You have to retire from that company and keep the funds in the 401k
AmyYour employer is required by ERISA to make available to you a Summary Plan Description. This is a document that explains in clear language all details of how your plan works.
If your plan supports Rule of 55, the SPD will indicate that (though it may not call it “Rule of 55”). Even if someone verbally tells you it’s supported, I would confirm it’s in the SPD.
If your company has a good internal website the SPD may be available for download on the HR web page otherwise you may have to ask HR for it.
BillI would ask it the way you suggested. If they don’t know what you’re talking about, that’s a problem.
If you encounter that, perhaps rephrase it to ask if the plan allows for penalty-free distributions if you separate from employment in the year you turn 55.
CandyBe sure to ask if you can take partial withdrawals (and if there are any limits to frequency) or if you need to withdraw one lump sum.
We have called Fidelity 3 times and it’s a bit scary that we did not get the same answer each time.
We finally found the SPD.
ValerieI have fidelity and I asked about rule of 55 had no issues they were able to answer
PaulThey may not be much help though. I have Fidelity also, as our plan administrator. We have an annual meeting with them where somebody from Fidelity comes in and explains everything.
When I asked the lady if it was an option through our company plan, she didn’t know what I was talking about.
After I explained it to her, she let me know it wasn’t an option with our plan.

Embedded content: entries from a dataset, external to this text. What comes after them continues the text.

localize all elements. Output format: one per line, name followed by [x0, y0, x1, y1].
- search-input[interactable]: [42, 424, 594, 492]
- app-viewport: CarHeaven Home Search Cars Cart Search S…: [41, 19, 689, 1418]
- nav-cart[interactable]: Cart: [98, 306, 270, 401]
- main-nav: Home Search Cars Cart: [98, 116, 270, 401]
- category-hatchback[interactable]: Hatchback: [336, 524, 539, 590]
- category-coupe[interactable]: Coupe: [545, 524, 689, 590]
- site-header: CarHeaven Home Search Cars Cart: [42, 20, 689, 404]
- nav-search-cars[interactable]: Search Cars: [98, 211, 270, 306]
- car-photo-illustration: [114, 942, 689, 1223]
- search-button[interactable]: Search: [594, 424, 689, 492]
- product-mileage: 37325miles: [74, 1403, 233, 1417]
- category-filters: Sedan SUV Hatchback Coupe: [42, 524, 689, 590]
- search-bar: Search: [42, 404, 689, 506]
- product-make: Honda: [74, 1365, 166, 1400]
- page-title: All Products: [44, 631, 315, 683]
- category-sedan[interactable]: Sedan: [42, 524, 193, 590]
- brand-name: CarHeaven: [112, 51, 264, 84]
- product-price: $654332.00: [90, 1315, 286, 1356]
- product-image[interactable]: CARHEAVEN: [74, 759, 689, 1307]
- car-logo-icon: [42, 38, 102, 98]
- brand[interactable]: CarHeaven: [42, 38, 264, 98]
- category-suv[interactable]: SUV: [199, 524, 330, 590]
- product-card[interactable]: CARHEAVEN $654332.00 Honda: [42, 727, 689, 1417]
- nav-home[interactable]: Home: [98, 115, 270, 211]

Still not sure if she was just blowing me off or not, but was shocked she never heard of Rule of 55.
DougI have fidelity, the SPD was very vague on rule of 55. It took a number of calls/e-mails to verify.
They did eventually send me a “Participant Distribution Notice” that was more explicit.
The main caveat with partial withdrawals was that it only allowed 4 per year, which is still manageable but definitely not stated in the spd.